26 augustus 1916: overgebracht naar het hospitaal wegens ziekte. Mogelijk heeft het slechte weer van de voorbije maand zijn gezondheid aangetast.

29 augustus 1916: overlijdt om 20:30 ten gevolge van een etterende buikvliesontsteking, veroorzaakt door doorboorde ingewanden met tyfuskoorts. Gezien de symptomen spreken we hier vermoedelijk over buiktyfus.

Pas op 12 september wordt hij begraven in Calais

 

Onderscheidingen

Ontvangt op 1 januari 1921 postuum de overwinningsmedaille en de herinneringsmedaille.

 

Gevechten waaraan deelgenomen

Geen informatie

 

Andere gegevens

 

Geen frontstrepen

Op 2 december1920   vraagt zijn vader de vergoeding van het strijdersfonds aan

 Op 6 april 1921 berekent het ministerie van defensie het bedrag voor het strijdersfonds. Voor de 6 maanden aan het front en 11 maanden in opleiding heeft hij recht op 1.000 frank strijdersbegiftiging. Omdat hiervan 300 frank familiebegiftiging wordt afgetrokken, hebben de nabestaanden nog recht op 700 frank.
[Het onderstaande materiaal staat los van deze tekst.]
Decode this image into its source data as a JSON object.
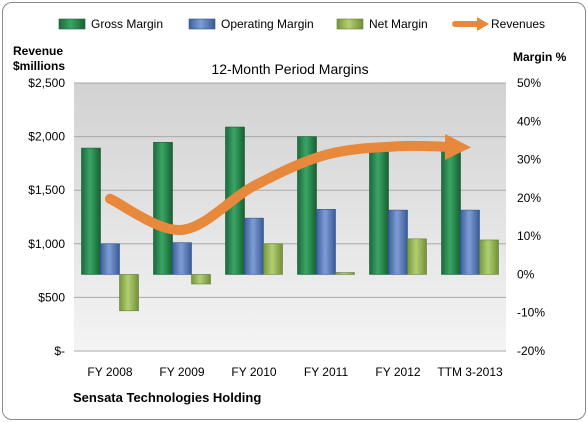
{
  "chart_data": {
    "type": "bar",
    "title": "12-Month Period Margins",
    "company": "Sensata Technologies Holding",
    "categories": [
      "FY 2008",
      "FY 2009",
      "FY 2010",
      "FY 2011",
      "FY 2012",
      "TTM 3-2013"
    ],
    "left_axis": {
      "label_line1": "Revenue",
      "label_line2": "$millions",
      "ticks": [
        {
          "value": 0,
          "label": "$-"
        },
        {
          "value": 500,
          "label": "$500"
        },
        {
          "value": 1000,
          "label": "$1,000"
        },
        {
          "value": 1500,
          "label": "$1,500"
        },
        {
          "value": 2000,
          "label": "$2,000"
        },
        {
          "value": 2500,
          "label": "$2,500"
        }
      ],
      "range": [
        0,
        2500
      ]
    },
    "right_axis": {
      "label": "Margin %",
      "ticks": [
        {
          "value": -20,
          "label": "-20%"
        },
        {
          "value": -10,
          "label": "-10%"
        },
        {
          "value": 0,
          "label": "0%"
        },
        {
          "value": 10,
          "label": "10%"
        },
        {
          "value": 20,
          "label": "20%"
        },
        {
          "value": 30,
          "label": "30%"
        },
        {
          "value": 40,
          "label": "40%"
        },
        {
          "value": 50,
          "label": "50%"
        }
      ],
      "range": [
        -20,
        50
      ]
    },
    "series": [
      {
        "name": "Gross Margin",
        "axis": "right",
        "color": "#217a45",
        "values": [
          33,
          34.5,
          38.5,
          36,
          34,
          34
        ]
      },
      {
        "name": "Operating Margin",
        "axis": "right",
        "color": "#4a6fb5",
        "values": [
          8,
          8.3,
          14.7,
          17,
          16.8,
          16.8
        ]
      },
      {
        "name": "Net Margin",
        "axis": "right",
        "color": "#8eb04a",
        "values": [
          -9.5,
          -2.5,
          8,
          0.5,
          9.3,
          9
        ]
      },
      {
        "name": "Revenues",
        "axis": "left",
        "color": "#e8883a",
        "type": "line",
        "values": [
          1420,
          1130,
          1540,
          1830,
          1910,
          1900
        ]
      }
    ],
    "legend_position": "top",
    "grid": true
  }
}
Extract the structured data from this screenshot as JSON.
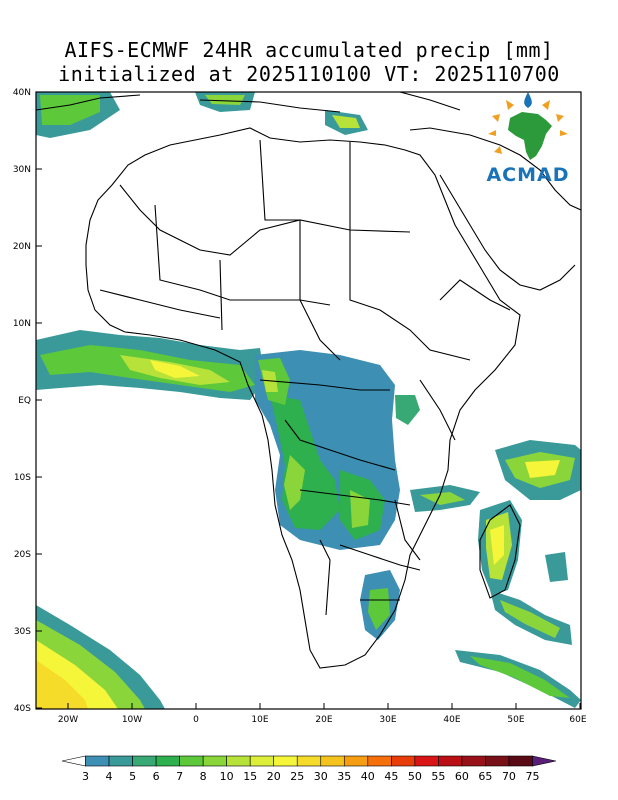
{
  "title": {
    "line1": "AIFS-ECMWF 24HR accumulated precip [mm]",
    "line2": "initialized at 2025110100 VT: 2025110700"
  },
  "axes": {
    "y_ticks": [
      "40N",
      "30N",
      "20N",
      "10N",
      "EQ",
      "10S",
      "20S",
      "30S",
      "40S"
    ],
    "x_ticks": [
      "20W",
      "10W",
      "0",
      "10E",
      "20E",
      "30E",
      "40E",
      "50E",
      "60E"
    ]
  },
  "colorbar": {
    "labels": [
      "3",
      "4",
      "5",
      "6",
      "7",
      "8",
      "10",
      "15",
      "20",
      "25",
      "30",
      "35",
      "40",
      "45",
      "50",
      "55",
      "60",
      "65",
      "70",
      "75"
    ],
    "colors": [
      "#ffffff",
      "#3d8fb3",
      "#3a9a9a",
      "#38a874",
      "#2fb04f",
      "#5cc83a",
      "#8ad63a",
      "#b6e23a",
      "#dcee3a",
      "#f5f53a",
      "#f5dc2a",
      "#f5c31e",
      "#f59e14",
      "#f5700a",
      "#e83c0a",
      "#d81414",
      "#b80e14",
      "#981018",
      "#781018",
      "#5a0a14",
      "#5a1e78"
    ]
  },
  "logo": {
    "text": "ACMAD"
  }
}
De lijst van militairen met verlof in de gemeente Geel toont dat zijn broer Charles Felix René  Lahongh (drukker van beroep) in 1913 in dienst ging als beroepsvrijwilliger met de rang van sergeant. Hij overleefde de oorlog en zwaaide af 30 september 1919.

 

DGHR-Notariaat Evere, Militair personeelsdossier

Stadsarchief Geel, gegevens burgerlijke stand 1910.

Stadsarchief Geel, collectie bidprentjes Geels Geschiedkundig Genootschap. 

Stadsarchief Geel, Het Nieuwsblad van Geel, 1914 – 1918

Archief Gasthuismuseum Geel, frontblaadje Stem uit Gheel

RA Beveren. Nationale militie. 18de militiekanton. Lichting van 1914.Provincie Antwerpen.

SWOLFS, 1995

SNOECK, Raoul (1998) In de modderbrij van de IJzervallei. Oorlogsdagboek 14-18 van onderluitenant Raoul Snoeck. Snoeck-Ducaju en zoon, Gent. P.87-93.